Seawater leachates were extracted and analysed 1) using supercritical fluid chromatography coupled to high resolution mass spectrometry (SFC-HRMS) with electrospray ionization (ESI) in both positive and negative mode [5], and 2) using two-dimensional gas chromatography with HRMS (GC×GC-HRMS). Pre-processing was performed using a combination of commercial software, followed by suspect screening using mass spectral databases. Statistical tools such as PCA are used to explore the most significant differences between UV-exposed and dark control leachate samples. Differences in the elemental compositions of assigned molecular formulas will also be investigated, to further look into possible oxidation products caused by UV-exposure. The overall goal is to tentatively identify degradation products, plastic additives, and other chemical features in the samples that could explain the observed differences in toxicity.
References
1. Galgani F, Rangel-Buitrago N. White tides: The plastic nurdles problem. Journal of Hazardous Materials. 2024;470:134250.
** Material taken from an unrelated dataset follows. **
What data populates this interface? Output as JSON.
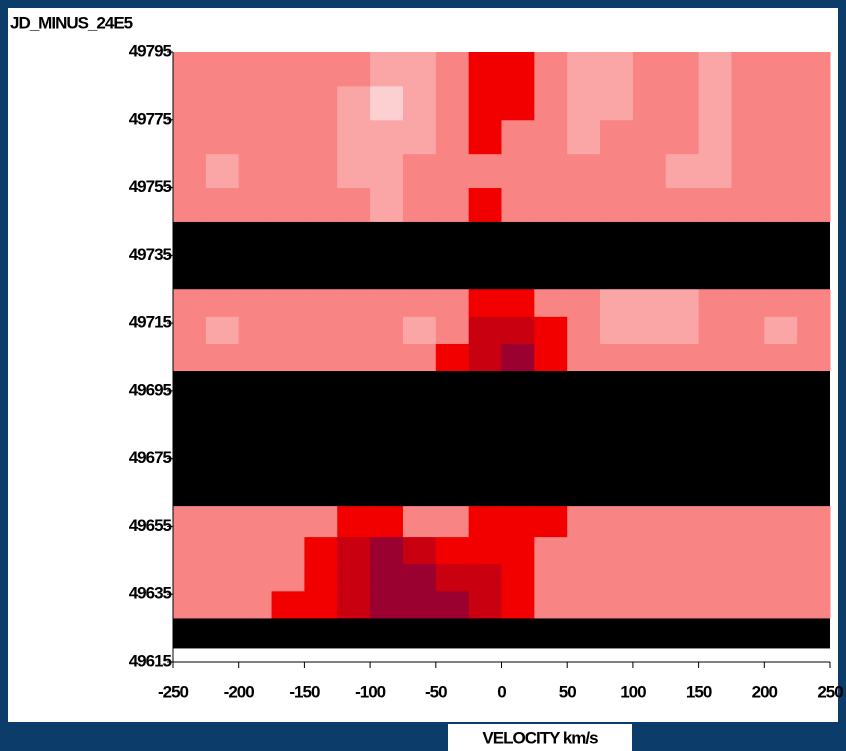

2. Cocozza P, Scarrica VM, Rizzo A, Serranti S, Staiano A, Bonifazi G, et al. Microplastic pollution from pellet spillage: Analysis of the Toconao ship accident along the Spanish and Portuguese coasts. Marine Pollution Bulletin. 2025;211:117430.
3. Booth AM, Sørensen L. Microplastic Fate and Impacts in the Environment. In: Rocha-Santos T, Costa M, Mouneyrac C, editors. Handbook of Microplastics in the Environment. Cham: Springer International Publishing; 2020. p. 1-24.
4. Hernandez LM, Howarth-Forster L, Sørensen L, Booth AM, Vidal A, Tufenkji N, et al. UV-degradation is a key driver of the fate and impacts of marine plastics. How can laboratory experiments be designed to effectively inform risk assessment? Marine Pollution Bulletin. 2025;219:118271.
5. Tisler S, Savvidou P, Jørgensen MB, Castro M, Christensen JH. Supercritical Fluid Chromatography Coupled to High-Resolution Mass Spectrometry Reveals Persistent Mobile Organic Compounds with Unknown Toxicity in Wastewater Effluents. Environmental Science & Technology. 2023;57(25):9287-97.